寺尾に行く

はじめまして

「昨日までなかった建物がいきなり現れた!」
「なんだあの小屋は」
「お店ができたらしいぞ」
 寺尾がざわついた5月下旬。横には永野川が流れる広大な芝生の広場、地元では『水辺の楽校』と呼ばれている。天気が良い日にはグランドゴルフの練習をしていたり、地元の方が散歩の休憩をしたり、時にはドクターヘリコプターの着陸地点。
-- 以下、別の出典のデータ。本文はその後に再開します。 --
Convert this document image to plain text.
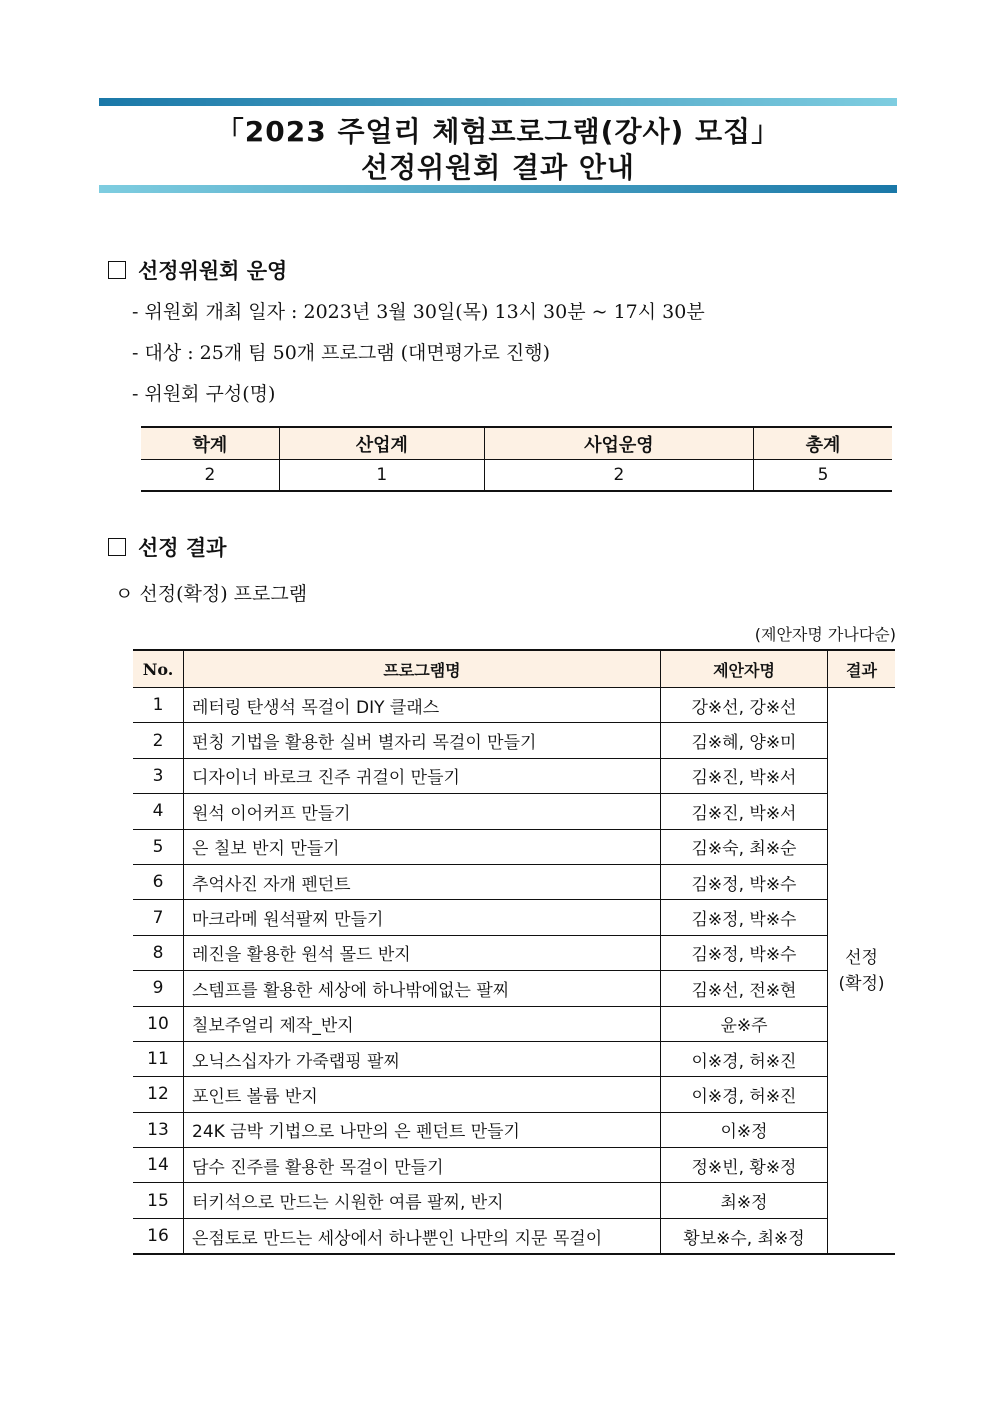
「2023 주얼리 체험프로그램(강사) 모집」
선정위원회 결과 안내
선정위원회 운영
- 위원회 개최 일자 : 2023년 3월 30일(목) 13시 30분 ~ 17시 30분
- 대상 : 25개 팀 50개 프로그램 (대면평가로 진행)
- 위원회 구성(명)
학계	산업계	사업운영	총계
2	1	2	5
선정 결과
ㅇ 선정(확정) 프로그램
(제안자명 가나다순)
No.	프로그램명	제안자명	결과
1	레터링 탄생석 목걸이 DIY 클래스	강※선, 강※선	선정
(확정)

2	펀칭 기법을 활용한 실버 별자리 목걸이 만들기	김※혜, 양※미	
3	디자이너 바로크 진주 귀걸이 만들기	김※진, 박※서	
4	원석 이어커프 만들기	김※진, 박※서	
5	은 칠보 반지 만들기	김※숙, 최※순	
6	추억사진 자개 펜던트	김※정, 박※수	
7	마크라메 원석팔찌 만들기	김※정, 박※수	
8	레진을 활용한 원석 몰드 반지	김※정, 박※수	
9	스템프를 활용한 세상에 하나밖에없는 팔찌	김※선, 전※현	
10	칠보주얼리 제작_반지	윤※주	
11	오닉스십자가 가죽랩핑 팔찌	이※경, 허※진	
12	포인트 볼륨 반지	이※경, 허※진	
13	24K 금박 기법으로 나만의 은 펜던트 만들기	이※정	
14	담수 진주를 활용한 목걸이 만들기	정※빈, 황※정	
15	터키석으로 만드는 시원한 여름 팔찌, 반지	최※정	
16	은점토로 만드는 세상에서 하나뿐인 나만의 지문 목걸이	황보※수, 최※정	
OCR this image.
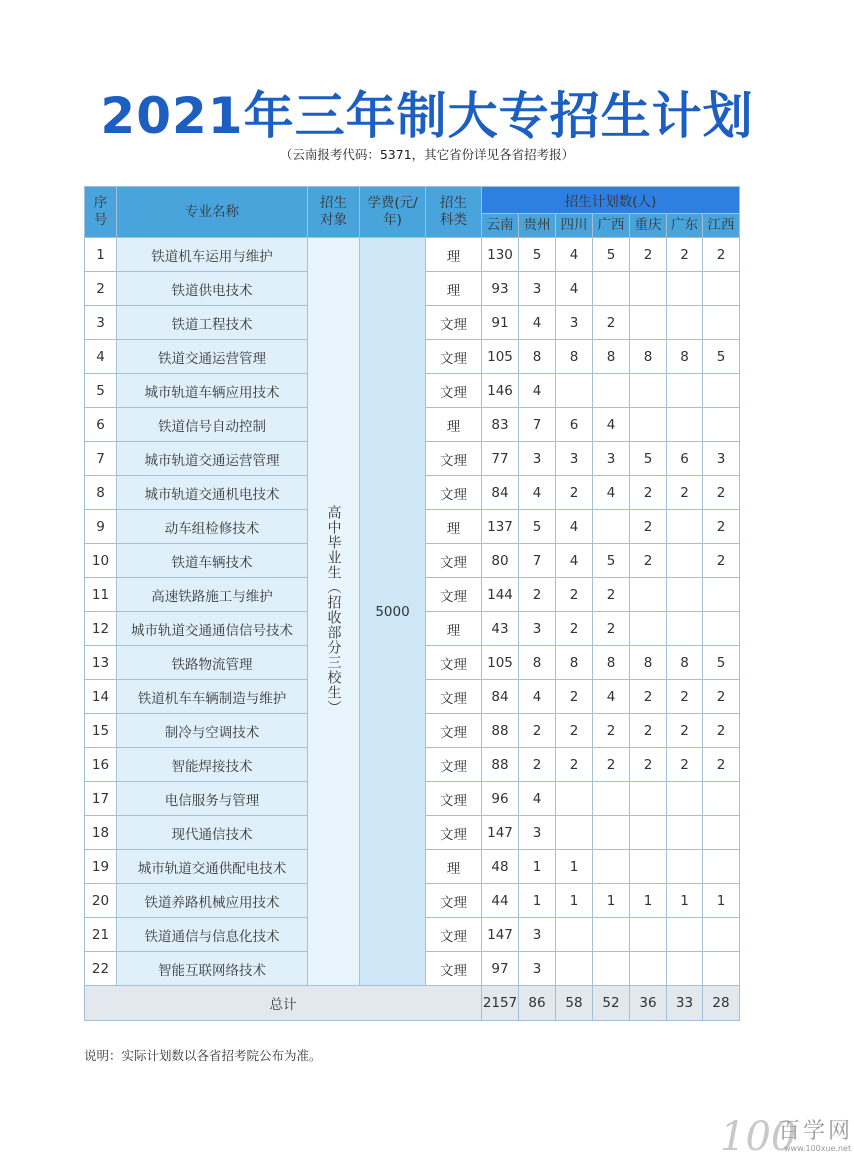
2021年三年制大专招生计划
（云南报考代码：5371，其它省份详见各省招考报）
序号	专业名称	招生对象	学费(元/年)	招生科类	招生计划数(人)						
					云南	贵州	四川	广西	重庆	广东	江西
1	铁道机车运用与维护	高中毕业生（招收部分三校生）	5000	理	130	5	4	5	2	2	2
2	铁道供电技术			理	93	3	4				
3	铁道工程技术			文理	91	4	3	2			
4	铁道交通运营管理			文理	105	8	8	8	8	8	5
5	城市轨道车辆应用技术			文理	146	4					
6	铁道信号自动控制			理	83	7	6	4			
7	城市轨道交通运营管理			文理	77	3	3	3	5	6	3
8	城市轨道交通机电技术			文理	84	4	2	4	2	2	2
9	动车组检修技术			理	137	5	4		2		2
10	铁道车辆技术			文理	80	7	4	5	2		2
11	高速铁路施工与维护			文理	144	2	2	2			
12	城市轨道交通通信信号技术			理	43	3	2	2			
13	铁路物流管理			文理	105	8	8	8	8	8	5
14	铁道机车车辆制造与维护			文理	84	4	2	4	2	2	2
15	制冷与空调技术			文理	88	2	2	2	2	2	2
16	智能焊接技术			文理	88	2	2	2	2	2	2
17	电信服务与管理			文理	96	4					
18	现代通信技术			文理	147	3					
19	城市轨道交通供配电技术			理	48	1	1				
20	铁道养路机械应用技术			文理	44	1	1	1	1	1	1
21	铁道通信与信息化技术			文理	147	3					
22	智能互联网络技术			文理	97	3					
总计					2157	86	58	52	36	33	28
说明：实际计划数以各省招考院公布为准。
100
百学网
www.100xue.net
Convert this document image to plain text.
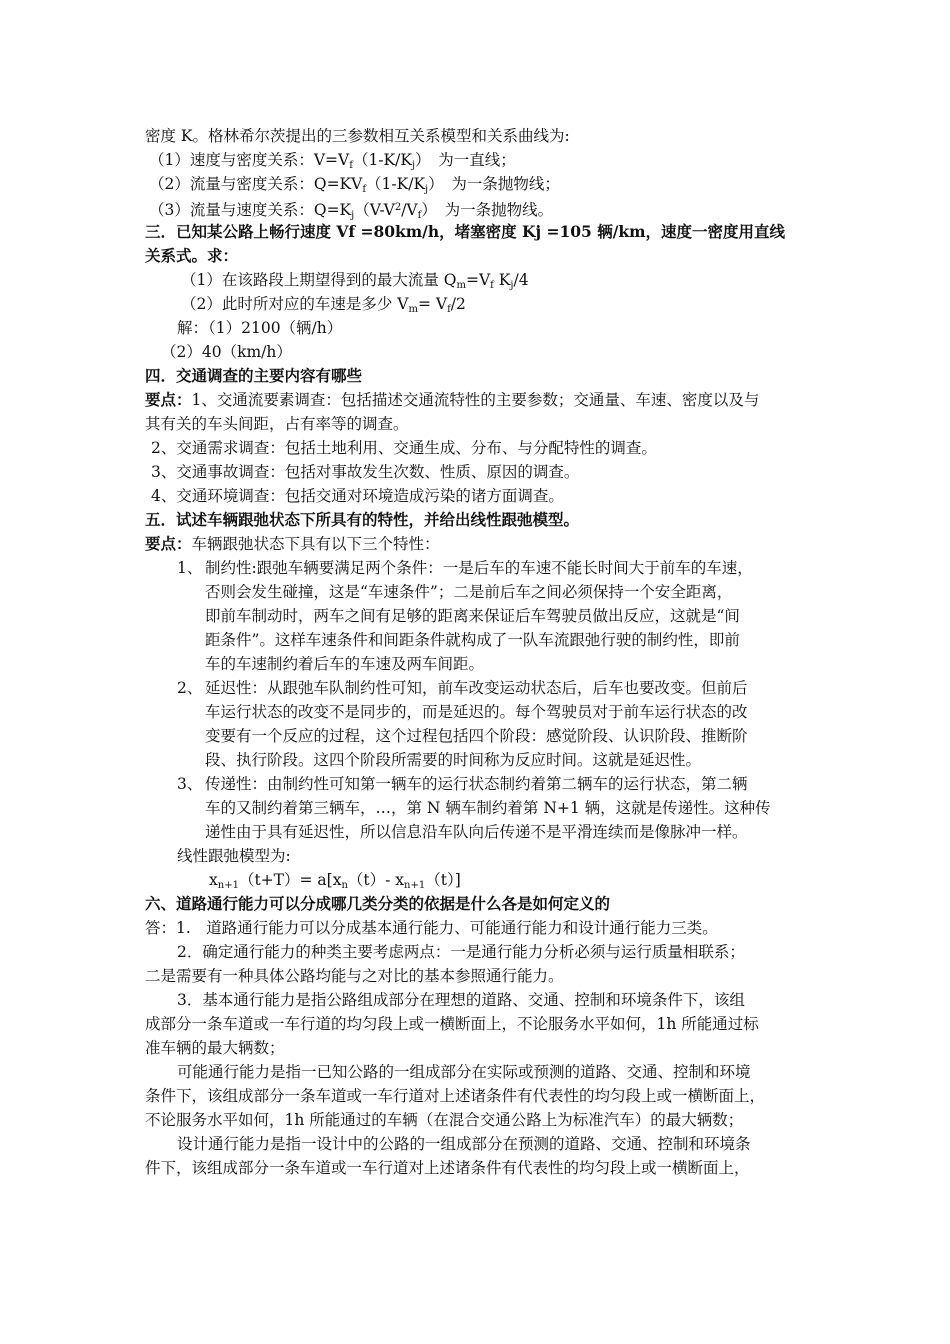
密度 K。格林希尔茨提出的三参数相互关系模型和关系曲线为:
（1）速度与密度关系：$V=V_f(1-K/K_j)$　为一直线；
（2）流量与密度关系：$Q=KV_f(1-K/K_j)$　为一条抛物线；
（3）流量与速度关系：$Q=K_j(V-V^2/V_f)$　为一条抛物线。
三．已知某公路上畅行速度 Vf =80km/h，堵塞密度 Kj =105 辆/km，速度一密度用直线
关系式。求：
（1）在该路段上期望得到的最大流量 $Q_m=V_f$ $K_j/4$
（2）此时所对应的车速是多少 $V_m= V_f/2$
解：（1）2100（辆/h）
（2）40（km/h）
四．交通调查的主要内容有哪些
要点：1、交通流要素调查：包括描述交通流特性的主要参数；交通量、车速、密度以及与
其有关的车头间距，占有率等的调查。
2、交通需求调查：包括土地利用、交通生成、分布、与分配特性的调查。
3、交通事故调查：包括对事故发生次数、性质、原因的调查。
4、交通环境调查：包括交通对环境造成污染的诸方面调查。
五．试述车辆跟弛状态下所具有的特性，并给出线性跟弛模型。
要点：车辆跟弛状态下具有以下三个特性：
1、 制约性:跟弛车辆要满足两个条件：一是后车的车速不能长时间大于前车的车速，
否则会发生碰撞，这是“车速条件”；二是前后车之间必须保持一个安全距离，
即前车制动时，两车之间有足够的距离来保证后车驾驶员做出反应，这就是“间
距条件”。这样车速条件和间距条件就构成了一队车流跟弛行驶的制约性，即前
车的车速制约着后车的车速及两车间距。
2、 延迟性：从跟弛车队制约性可知，前车改变运动状态后，后车也要改变。但前后
车运行状态的改变不是同步的，而是延迟的。每个驾驶员对于前车运行状态的改
变要有一个反应的过程，这个过程包括四个阶段：感觉阶段、认识阶段、推断阶
段、执行阶段。这四个阶段所需要的时间称为反应时间。这就是延迟性。
3、 传递性：由制约性可知第一辆车的运行状态制约着第二辆车的运行状态，第二辆
车的又制约着第三辆车，…，第 N 辆车制约着第 N+1 辆，这就是传递性。这种传
递性由于具有延迟性，所以信息沿车队向后传递不是平滑连续而是像脉冲一样。
线性跟弛模型为:
$x_{n+1}(t+T)= a[x_n(t)-$ $x_{n+1}(t)$]
六、道路通行能力可以分成哪几类分类的依据是什么各是如何定义的
答：1.　道路通行能力可以分成基本通行能力、可能通行能力和设计通行能力三类。
2．确定通行能力的种类主要考虑两点：一是通行能力分析必须与运行质量相联系；
二是需要有一种具体公路均能与之对比的基本参照通行能力。
3．基本通行能力是指公路组成部分在理想的道路、交通、控制和环境条件下，该组
成部分一条车道或一车行道的均匀段上或一横断面上，不论服务水平如何，1h 所能通过标
准车辆的最大辆数；
可能通行能力是指一已知公路的一组成部分在实际或预测的道路、交通、控制和环境
条件下，该组成部分一条车道或一车行道对上述诸条件有代表性的均匀段上或一横断面上，
不论服务水平如何，1h 所能通过的车辆（在混合交通公路上为标准汽车）的最大辆数；
设计通行能力是指一设计中的公路的一组成部分在预测的道路、交通、控制和环境条
件下，该组成部分一条车道或一车行道对上述诸条件有代表性的均匀段上或一横断面上，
その一角に、前例も大々的な告知もなく建った木造の小屋があります。

 興味があるのか、不審だからか、車で通過する人は、小屋の前だけ速度を下げて見て行ったり、歩く人は窓をのぞき込んだり、「ここは何をする場所なの?」と声をかけてくれる方もいます。

寺尾の孫になりたい

 寺尾の朝は早い。除草作業は暑くなる前の朝6時から。6時にはダンプが走り始めるから、朝の散歩は5時半からです。寺尾の朝は夏でも涼しく、うぐいすの鳴き声が山に反響し、川は静かに流れ、日の光が反射してキラキラと水面を光らせます。

 電気も水もガスも通っていない小屋に毎日通い、一輪挿しにさす花を探し、「今日は何をしようかな」から始まる1日。予定はない、しかし何もなかった日はない。歩けば新たな出会いがあり、小屋にいれば近所の方が、散歩がてらに寄ってくれます。寺尾の皆さんの優しさに救われた今年の夏。「1人じゃ寂しいでしょ?」とお話しに来てくれる方、「暑いのに大変ね」と差し入れを持って来てくれる方。毎日、小屋に置いてある鉢植えに水を上げに来てくれたり、野菜が育ちすぎてと持ってきてくれたり、今年の暑い夏を乗り越えることができたのは、鍋山の方々から頂いた冷たい飲み物やアイス、手作りの梅干し、夏野菜、そして孫のように可愛がってくださった、皆さんの優しさのおかげです。

何かはじめるには寺尾が良い

 目の前には水田、後ろには永野川、左を見ればぞう山を独占できる小屋。この小屋にいると、さまざまなお誘いが舞い込んできます。
「今度メッシュはりをやるけど来るか?」
「これからグランドゴルフやるよ」
「毎週火木土曜日は、ゲートボールをやってるよ」
「今から田中さん家に行くけど、一緒にどう?」
「お囃子の人数が足りないのだけれど・・・」

なんと活動的な寺尾の皆さん。寺尾は止まらない、いつも動いている、その流れに身を任せてみると、いろんな経験ができます。何か初めてのことをする時は、「できる・できない、知っている・知らない」ではなく、「興味があるか・楽しそうか・面白そうか」ただそれだけで良いのかもしれません。

 皆さんが様々な場に連れ出してくれるおかげで、人との輪は広がり、小屋と島田という存在を知ってもらうことができました。寺尾の人と人との繋がりは広くて強い。信頼関係が築かれているから、新たな場に行っても「あぁ、あの人の紹介ね」とすぐに受け入れてもらえました。温厚な寺尾の皆さんとの暮らし。毎日が楽しく、たくさんの経験をさせて頂きました。寺尾から家までの帰り道は、いつも穏やかな気持ちです。